How this can actually come about is another story. None of the parties presently involved is either empowered or incentivized to make the changes which can result in bending the cost curve in the desirable direction.  It is only the rare politician who will be re-elected by promising his constituents that she/he will deliver less. Few people other than those with martyr complexes are driven to pay more to get less from the health care system. Physicians will refuse to play both patient advocate and cost containment agents simultaneously. Insurers will not be capable of being effective agents for cost containment. They will not gradually move their business model to simply collecting a fee for claims adjudication and check cutting and leave the thorny job of saying no to their political masters who will provide more and more of the funds to keep the health care monster alive. 

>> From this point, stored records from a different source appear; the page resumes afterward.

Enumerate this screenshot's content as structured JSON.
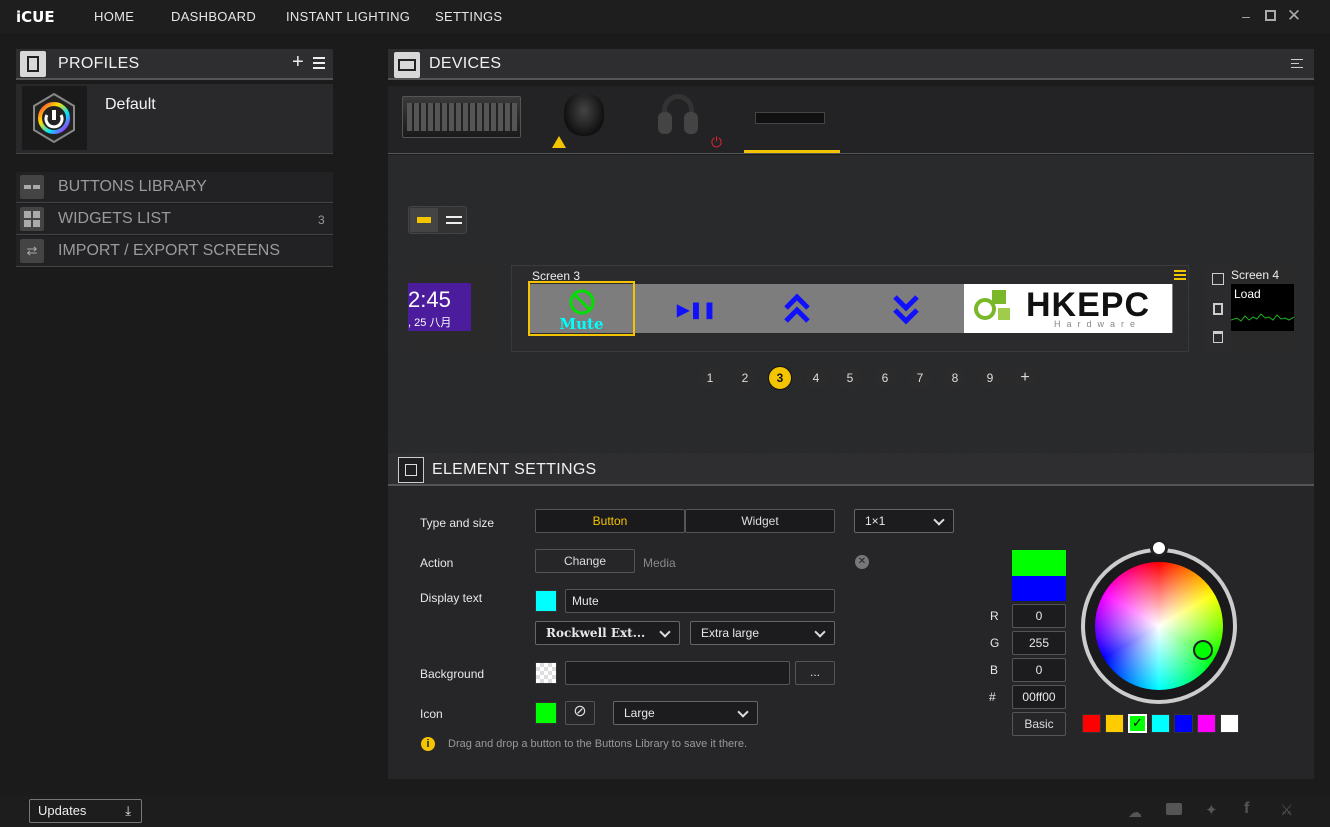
{
  "app": {
    "logo": "iCUE",
    "nav": [
      "HOME",
      "DASHBOARD",
      "INSTANT LIGHTING",
      "SETTINGS"
    ]
  },
  "profiles": {
    "title": "PROFILES",
    "items": [
      {
        "name": "Default"
      }
    ]
  },
  "library": [
    {
      "label": "BUTTONS LIBRARY",
      "count": ""
    },
    {
      "label": "WIDGETS LIST",
      "count": "3"
    },
    {
      "label": "IMPORT / EXPORT SCREENS",
      "count": ""
    }
  ],
  "devices": {
    "title": "DEVICES"
  },
  "screens": {
    "prev_time": "2:45",
    "prev_date": ", 25 八月",
    "current_label": "Screen 3",
    "next_label": "Screen 4",
    "next_widget": "Load",
    "mute_label": "Mute",
    "logo_text": "HKEPC",
    "logo_sub": "Hardware",
    "pages": [
      "1",
      "2",
      "3",
      "4",
      "5",
      "6",
      "7",
      "8",
      "9"
    ],
    "active_page": "3"
  },
  "element_settings": {
    "title": "ELEMENT SETTINGS",
    "type_label": "Type and size",
    "type_button": "Button",
    "type_widget": "Widget",
    "size": "1×1",
    "action_label": "Action",
    "change": "Change",
    "action_value": "Media",
    "display_label": "Display text",
    "display_value": "Mute",
    "text_color": "#00ffff",
    "font": "Rockwell Ext...",
    "font_size": "Extra large",
    "bg_label": "Background",
    "bg_value": "",
    "bg_browse": "...",
    "icon_label": "Icon",
    "icon_color": "#00ff00",
    "icon_size": "Large",
    "hint": "Drag and drop a button to the Buttons Library to save it there.",
    "color": {
      "r_label": "R",
      "g_label": "G",
      "b_label": "B",
      "hex_label": "#",
      "r": "0",
      "g": "255",
      "b": "0",
      "hex": "00ff00",
      "basic": "Basic",
      "new": "#00ff00",
      "old": "#0000ff"
    },
    "presets": [
      "#ff0000",
      "#ffcc00",
      "#00ff00",
      "#00ffff",
      "#0000ff",
      "#ff00ff",
      "#ffffff"
    ]
  },
  "footer": {
    "updates": "Updates"
  }
}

It brings us back to how can this be managed and I again get back to the best model for scarce resource allocation; markets. There is no question that such a model will remake the health care industry into something very different from what it is today. There will be great resistance to this approach given the bias that markets can not work for health care. Ultimately we will have no choice. The only approach which can bend the curve is for each of us to husband our individual resources and for health care purchases to compete with other individual wants and needs on an even playing field. If those within the health care industry cannot convince the public that their investment in their own health is worth the expense is worth it, the cost of moving that decision making process for resource allocation to another entity will prove to be disastrously expensive in the  long term.    

1 comment:

  1. I hurt my ankle while exercising late last week. At first I ignored it. But it kept hurting, so I went to CVS and bought an ankle brace for $20. Then the pain worsened, I couldn't bear any weight, and I began to have point tenderness. I realized that by the "Ottawa rules" it might be appropriate to have it x-rayed. I went to my local urgent care facility (who has time to visit a clinic during the day when doing medical training) and explained the situation. For a $10 co-pay, I got an x-ray, a *better* ankle brace, and crutches. Apparently no fractures on the preliminary read. But talk about moral hazards! For half the price, I got much for stuff and the peace of mind of knowing that I didn't have a fracture!